Cough cough Harper cough Bush cough.
This, anyway, is my argument in my latest post at Gristmill.
Today, the earth's climate doesn't have a body as powerful as the World Bank trying to protect it. We don't have a Security Council capable of making international climate law enforceable at the International Court of Justice in the Hague. We don't even have the level of agreement necessary to work towards that kind of a body.

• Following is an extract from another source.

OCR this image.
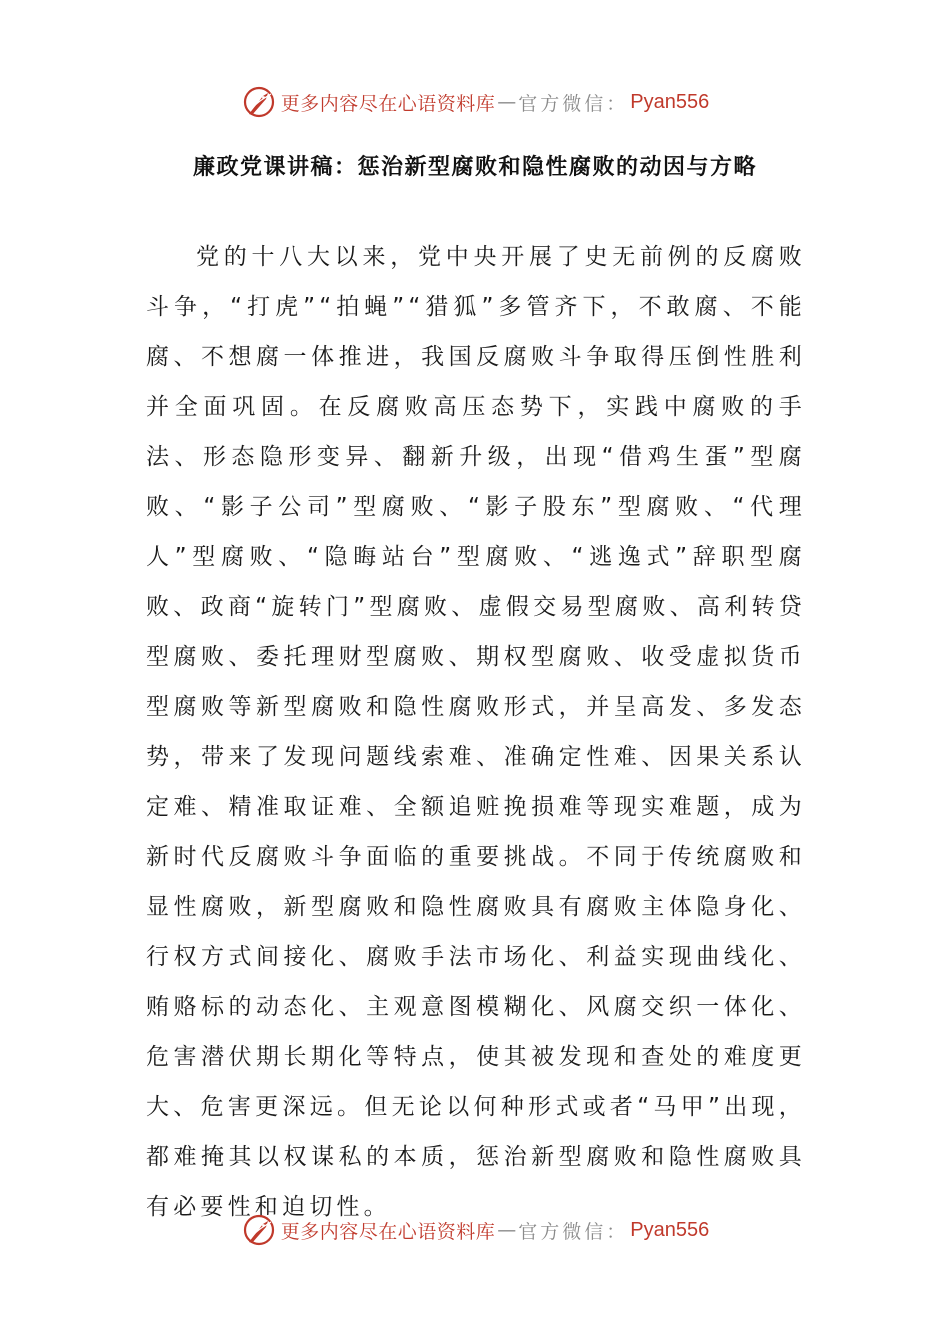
更多内容尽在心语资料库 — 官方微信： Pyan556
廉政党课讲稿：惩治新型腐败和隐性腐败的动因与方略

党的十八大以来，党中央开展了史无前例的反腐败斗争，“打虎”“拍蝇”“猎狐”多管齐下，不敢腐、不能腐、不想腐一体推进，我国反腐败斗争取得压倒性胜利并全面巩固。在反腐败高压态势下，实践中腐败的手法、形态隐形变异、翻新升级，出现“借鸡生蛋”型腐败、“影子公司”型腐败、“影子股东”型腐败、“代理人”型腐败、“隐晦站台”型腐败、“逃逸式”辞职型腐败、政商“旋转门”型腐败、虚假交易型腐败、高利转贷型腐败、委托理财型腐败、期权型腐败、收受虚拟货币型腐败等新型腐败和隐性腐败形式，并呈高发、多发态势，带来了发现问题线索难、准确定性难、因果关系认定难、精准取证难、全额追赃挽损难等现实难题，成为新时代反腐败斗争面临的重要挑战。不同于传统腐败和显性腐败，新型腐败和隐性腐败具有腐败主体隐身化、行权方式间接化、腐败手法市场化、利益实现曲线化、贿赂标的动态化、主观意图模糊化、风腐交织一体化、危害潜伏期长期化等特点，使其被发现和查处的难度更大、危害更深远。但无论以何种形式或者“马甲”出现，都难掩其以权谋私的本质，惩治新型腐败和隐性腐败具有必要性和迫切性。

更多内容尽在心语资料库 — 官方微信： Pyan556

But it's clear, in this telling of the story, that America dramatically broke with it's history as the builder of international security when the U.S. Senate refused to ratify Kyoto. Kyoto was, as much as the Bretton Woods agreements or the UN Charter, an attempt to solve global stress before chaos and inequality lead to war. Exaggeration? Hardly...
1 comment:
I agree. The problem with neoconservatives is that they actually believe inequality is good. There will be winners and losers, where once again, it will be mainly the undeveloped world that will be the biggest losers. Of course, and this is my cynic self - it won't be till the developed nations of the world and in particular the middle class sectors are adversely effected by climate change will there be a global body created. Why I say this is because when New Orlean's got flooded and particularly the poorer sectors, the response continues to be - oh well. Notice whose homes and neighbourhoods got rebuilt? Ditto for climate change.